На что Шварц реагирует невозмутимо:

— Ты переработался, сынок (он уже давно, лет двадцать назад, стал кликать меня «сынок»)! Получается чудная история. Мне бы сейчас как-нибудь оказаться на ее уровне.

А еще через несколько недель наступает счастливый момент: мы со Шварцем идем в зал записи музыки, где у пультов уже сидит в ожидании симфонический оркестр. Меня удивляет степень студенческого волнения Шварца накануне мгновения, когда его музыке предстоит впервые прозвучать в оркестре. Изю начинает колотить. По окончании сыгранного куска музыканты одобрительно стучат смычками по инструментам. Изя, наверное, давно привык к этому, но радуется каждый раз как в первый.

— Слышишь, сынок! Это дорогого стоит! Лабуха, если он сам того не захочет, стучать смычком не заставишь…

Мы стоим у огромного стекла студии, смотрим на экран. Сменяют друг друга немые, нарезанные под запись музыки, драные-передраные, клеенные-переклеенные, давно опостылевшие тебе в монтаже эпизоды; вот тут и вступает музыка, звучит, длится, движется, образуются те самые волшебные совпадения, которые каждый раз кажутся нам с Изей очередной счастливой случайностью, и в этот момент я начинаю понимать, про что на самом деле снимал свое кино, что имел в виду когда-то давно, еще в самом начале, когда в голове случайно тоже будто выплыла и застряла первая завораживающая картинка, с которой некогда все и началось.

Я не раз уже вспоминал здесь эти сверхточные ахматовские строчки:

Когда б вы знали, из какого сора Растут стихи, не ведая стыда, Как одуванчик у забора, Как лопухи и резеда.

Шварцевская музыка во всех моих картинах удивительно отражала то многообразное поле различных случайных зеленых побегов, а то и просто сорняков, которые, казалось мне, и составляли на тот момент самый цвет моей души. В музыке этой прихотливым узором и как бы сами по себе сплетались в варварские, но миленькие веночки и упомянутые поэтом лопухи, и резеда, и разные подзаборные одуванчики: весь тот душевный сумбур и хлам, составляемый в странный букет труднорассказываемых чувств, переживавшихся в процессе съемок.
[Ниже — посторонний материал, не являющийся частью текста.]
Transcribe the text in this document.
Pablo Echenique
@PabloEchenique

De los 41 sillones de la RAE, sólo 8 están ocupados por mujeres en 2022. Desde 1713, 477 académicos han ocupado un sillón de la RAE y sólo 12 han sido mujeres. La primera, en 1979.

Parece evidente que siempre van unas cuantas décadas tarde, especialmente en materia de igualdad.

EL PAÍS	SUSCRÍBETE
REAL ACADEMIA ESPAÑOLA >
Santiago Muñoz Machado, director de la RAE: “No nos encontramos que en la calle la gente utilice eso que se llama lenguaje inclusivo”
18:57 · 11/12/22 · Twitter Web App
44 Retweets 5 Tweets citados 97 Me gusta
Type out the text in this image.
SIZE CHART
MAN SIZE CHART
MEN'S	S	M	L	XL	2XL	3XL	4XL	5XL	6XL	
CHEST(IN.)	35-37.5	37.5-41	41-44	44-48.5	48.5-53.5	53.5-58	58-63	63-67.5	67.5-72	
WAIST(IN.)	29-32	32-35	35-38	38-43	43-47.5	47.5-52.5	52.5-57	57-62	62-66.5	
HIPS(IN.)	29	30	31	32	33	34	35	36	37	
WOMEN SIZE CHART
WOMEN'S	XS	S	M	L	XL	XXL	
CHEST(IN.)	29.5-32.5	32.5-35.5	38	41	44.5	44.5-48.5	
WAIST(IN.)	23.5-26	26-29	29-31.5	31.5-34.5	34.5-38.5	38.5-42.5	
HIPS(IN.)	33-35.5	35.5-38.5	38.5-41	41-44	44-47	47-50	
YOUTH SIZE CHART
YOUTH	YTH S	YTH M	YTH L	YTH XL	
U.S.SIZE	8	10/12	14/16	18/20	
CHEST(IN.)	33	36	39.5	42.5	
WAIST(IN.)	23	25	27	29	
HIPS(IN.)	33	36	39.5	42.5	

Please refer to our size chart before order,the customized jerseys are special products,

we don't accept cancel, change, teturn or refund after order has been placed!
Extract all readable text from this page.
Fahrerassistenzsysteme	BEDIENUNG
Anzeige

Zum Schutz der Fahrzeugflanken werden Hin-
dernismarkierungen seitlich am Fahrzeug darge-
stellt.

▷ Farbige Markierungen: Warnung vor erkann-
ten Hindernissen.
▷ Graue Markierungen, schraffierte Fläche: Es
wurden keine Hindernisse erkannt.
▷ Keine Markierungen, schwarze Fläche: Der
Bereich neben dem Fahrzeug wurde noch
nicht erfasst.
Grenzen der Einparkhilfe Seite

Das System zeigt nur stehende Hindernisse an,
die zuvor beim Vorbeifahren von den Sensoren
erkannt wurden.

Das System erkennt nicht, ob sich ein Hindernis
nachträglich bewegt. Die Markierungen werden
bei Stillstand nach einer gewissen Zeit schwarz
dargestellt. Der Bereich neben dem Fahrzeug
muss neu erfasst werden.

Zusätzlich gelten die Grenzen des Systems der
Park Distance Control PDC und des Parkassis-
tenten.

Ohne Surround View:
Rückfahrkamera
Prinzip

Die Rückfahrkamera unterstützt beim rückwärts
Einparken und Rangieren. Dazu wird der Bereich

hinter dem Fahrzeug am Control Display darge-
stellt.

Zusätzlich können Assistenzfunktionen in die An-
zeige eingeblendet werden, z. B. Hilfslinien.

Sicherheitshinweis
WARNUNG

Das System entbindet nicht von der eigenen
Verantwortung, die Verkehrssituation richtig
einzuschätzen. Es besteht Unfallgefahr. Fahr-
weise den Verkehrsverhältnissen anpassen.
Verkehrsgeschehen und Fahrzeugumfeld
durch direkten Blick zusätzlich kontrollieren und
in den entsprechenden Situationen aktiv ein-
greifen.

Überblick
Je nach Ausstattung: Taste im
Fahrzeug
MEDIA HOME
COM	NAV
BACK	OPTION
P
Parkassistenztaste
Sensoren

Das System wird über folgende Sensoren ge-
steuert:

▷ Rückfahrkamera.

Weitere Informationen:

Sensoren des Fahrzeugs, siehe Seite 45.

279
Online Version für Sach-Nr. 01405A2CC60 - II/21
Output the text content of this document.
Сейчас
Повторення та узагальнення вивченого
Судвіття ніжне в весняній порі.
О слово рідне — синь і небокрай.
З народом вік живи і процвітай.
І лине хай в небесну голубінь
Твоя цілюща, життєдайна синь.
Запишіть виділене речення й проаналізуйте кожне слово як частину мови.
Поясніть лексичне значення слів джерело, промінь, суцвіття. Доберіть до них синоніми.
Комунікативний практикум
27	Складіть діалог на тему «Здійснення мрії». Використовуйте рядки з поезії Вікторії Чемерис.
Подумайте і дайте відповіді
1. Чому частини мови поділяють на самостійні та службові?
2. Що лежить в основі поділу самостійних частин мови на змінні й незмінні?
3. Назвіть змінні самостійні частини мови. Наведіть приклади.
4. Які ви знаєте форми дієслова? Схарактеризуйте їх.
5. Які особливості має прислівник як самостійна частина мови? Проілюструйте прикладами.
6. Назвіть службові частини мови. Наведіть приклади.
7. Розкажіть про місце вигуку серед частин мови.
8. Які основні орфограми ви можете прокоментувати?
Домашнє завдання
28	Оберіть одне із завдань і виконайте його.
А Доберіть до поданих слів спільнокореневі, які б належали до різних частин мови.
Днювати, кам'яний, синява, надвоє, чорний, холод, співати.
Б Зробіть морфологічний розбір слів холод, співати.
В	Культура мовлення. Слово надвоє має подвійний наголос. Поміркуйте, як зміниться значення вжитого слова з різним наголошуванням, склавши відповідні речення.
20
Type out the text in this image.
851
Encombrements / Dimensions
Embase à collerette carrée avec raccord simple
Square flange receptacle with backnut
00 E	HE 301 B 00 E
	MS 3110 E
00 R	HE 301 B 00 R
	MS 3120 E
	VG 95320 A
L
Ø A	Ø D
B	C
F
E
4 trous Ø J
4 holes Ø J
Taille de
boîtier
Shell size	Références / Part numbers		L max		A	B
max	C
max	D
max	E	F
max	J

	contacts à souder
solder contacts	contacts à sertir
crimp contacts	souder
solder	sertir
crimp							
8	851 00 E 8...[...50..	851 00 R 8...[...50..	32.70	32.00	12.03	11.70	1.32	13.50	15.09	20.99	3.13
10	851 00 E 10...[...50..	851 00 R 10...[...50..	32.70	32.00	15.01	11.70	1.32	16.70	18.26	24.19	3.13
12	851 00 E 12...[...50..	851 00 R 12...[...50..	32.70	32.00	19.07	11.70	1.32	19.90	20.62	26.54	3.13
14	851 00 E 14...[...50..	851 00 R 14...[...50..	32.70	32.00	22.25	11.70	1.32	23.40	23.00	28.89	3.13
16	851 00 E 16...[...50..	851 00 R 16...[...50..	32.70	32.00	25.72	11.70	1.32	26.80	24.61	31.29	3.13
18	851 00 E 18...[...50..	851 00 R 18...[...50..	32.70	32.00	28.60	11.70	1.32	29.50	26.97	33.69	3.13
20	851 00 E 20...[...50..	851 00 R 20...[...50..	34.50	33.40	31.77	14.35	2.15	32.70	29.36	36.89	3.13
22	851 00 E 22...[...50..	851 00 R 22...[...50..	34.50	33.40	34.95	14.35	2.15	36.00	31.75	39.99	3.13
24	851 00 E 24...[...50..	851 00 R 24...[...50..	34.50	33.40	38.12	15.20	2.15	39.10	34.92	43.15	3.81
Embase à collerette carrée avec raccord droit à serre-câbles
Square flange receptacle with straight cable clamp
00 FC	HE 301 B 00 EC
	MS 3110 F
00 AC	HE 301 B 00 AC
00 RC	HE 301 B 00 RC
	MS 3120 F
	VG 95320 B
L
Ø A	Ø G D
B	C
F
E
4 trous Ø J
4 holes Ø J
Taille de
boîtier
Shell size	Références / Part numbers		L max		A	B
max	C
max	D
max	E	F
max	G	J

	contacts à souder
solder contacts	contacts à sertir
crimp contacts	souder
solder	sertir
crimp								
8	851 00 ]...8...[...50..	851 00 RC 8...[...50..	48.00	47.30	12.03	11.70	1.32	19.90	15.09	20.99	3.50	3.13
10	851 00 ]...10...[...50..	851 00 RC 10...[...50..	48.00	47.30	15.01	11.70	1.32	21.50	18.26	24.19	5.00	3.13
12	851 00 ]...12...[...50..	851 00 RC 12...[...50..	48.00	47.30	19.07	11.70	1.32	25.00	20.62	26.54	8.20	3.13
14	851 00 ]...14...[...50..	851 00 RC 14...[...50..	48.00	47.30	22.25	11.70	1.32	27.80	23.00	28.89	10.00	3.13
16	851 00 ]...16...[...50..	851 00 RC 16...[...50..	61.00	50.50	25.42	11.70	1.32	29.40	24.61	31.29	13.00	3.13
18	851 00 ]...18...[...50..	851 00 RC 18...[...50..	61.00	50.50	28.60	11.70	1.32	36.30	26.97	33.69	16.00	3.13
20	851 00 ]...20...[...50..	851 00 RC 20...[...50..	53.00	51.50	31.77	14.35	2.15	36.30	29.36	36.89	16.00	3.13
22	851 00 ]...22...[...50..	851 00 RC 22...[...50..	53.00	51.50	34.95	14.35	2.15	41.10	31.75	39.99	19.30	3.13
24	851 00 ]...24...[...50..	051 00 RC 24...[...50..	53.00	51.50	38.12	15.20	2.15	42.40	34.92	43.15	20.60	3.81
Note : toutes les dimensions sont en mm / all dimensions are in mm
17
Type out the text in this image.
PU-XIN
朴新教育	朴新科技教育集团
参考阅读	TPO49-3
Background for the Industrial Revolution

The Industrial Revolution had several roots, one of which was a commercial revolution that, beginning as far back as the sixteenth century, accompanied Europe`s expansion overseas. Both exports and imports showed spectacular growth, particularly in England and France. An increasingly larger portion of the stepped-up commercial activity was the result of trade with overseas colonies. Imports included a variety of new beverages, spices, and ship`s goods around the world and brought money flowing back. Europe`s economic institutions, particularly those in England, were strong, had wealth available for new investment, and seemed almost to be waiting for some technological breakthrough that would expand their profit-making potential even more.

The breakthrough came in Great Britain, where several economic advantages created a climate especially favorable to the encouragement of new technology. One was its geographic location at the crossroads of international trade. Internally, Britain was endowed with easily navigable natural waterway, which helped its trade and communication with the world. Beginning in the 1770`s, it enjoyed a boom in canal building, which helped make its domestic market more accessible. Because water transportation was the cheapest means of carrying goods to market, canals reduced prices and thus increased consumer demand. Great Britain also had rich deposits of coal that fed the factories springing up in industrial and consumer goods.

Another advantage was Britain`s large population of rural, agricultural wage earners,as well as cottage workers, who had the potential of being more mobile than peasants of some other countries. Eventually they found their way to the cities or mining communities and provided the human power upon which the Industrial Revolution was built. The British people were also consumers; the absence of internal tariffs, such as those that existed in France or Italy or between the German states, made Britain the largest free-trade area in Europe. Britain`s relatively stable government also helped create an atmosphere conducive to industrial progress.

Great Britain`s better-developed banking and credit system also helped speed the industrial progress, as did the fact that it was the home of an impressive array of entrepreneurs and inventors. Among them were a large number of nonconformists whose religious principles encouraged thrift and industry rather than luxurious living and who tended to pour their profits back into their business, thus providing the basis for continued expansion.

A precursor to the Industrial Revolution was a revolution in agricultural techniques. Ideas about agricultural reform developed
Сейчас, иногда случайно услышав Шварцеву музыку к какой-нибудь из своих картин, я воспринимаю ее уже не только как тонкое и исчерпывающее выражение существа старой картины, но и как точные воспоминания о моем душевном состоянии во время той работы. Наверное, вместо этой книги я мог бы составить из музыки Шварца некое звуковое письмо к вам, дав темам из фильмов названия, выражающие мир тогдашних моих юных и наивных чувств, и музыка безо всяких слов, но любовно и внятно рассказала бы все то, что я так пространно пытаюсь сейчас рассказать.

Вместе со Шварцем мы сделали «От нечего делать», «Предложение», «Егора Булычова», «Станционного смотрителя», «Сто дней после детства», «Мелодии белой ночи», «Спасателя», «Наследницу по прямой», «Избранных»… Вот в «Избранных»-то я уже допустил первую легкую — не неверность даже Исааку Иосифовичу, а как он это сам определяет — некую «небрежность» по отношению к нему, рядом с его музыкой поставив фрагменты квартета Бетховена, 6-й симфонии Малера и квартета Бартока. Шварц внутренне этому сопротивлялся.

— Сынок, по меньшей мере, это неблагородно, — резонно су-тяжился он. — Это все равно что в твою картину вставить эпизод из Феллини. Даже малопосвященному сразу же будет видна разница в качестве…

Тем не менее разница в музыке «Избранных» была совершенно никому не видна, распознать, где чья музыка, могли только знатоки-профессионалы: все, что написал для картины Шварц, выдержало этот сверхтитанический гнет спрятанного сравнения с музыкальными гениями.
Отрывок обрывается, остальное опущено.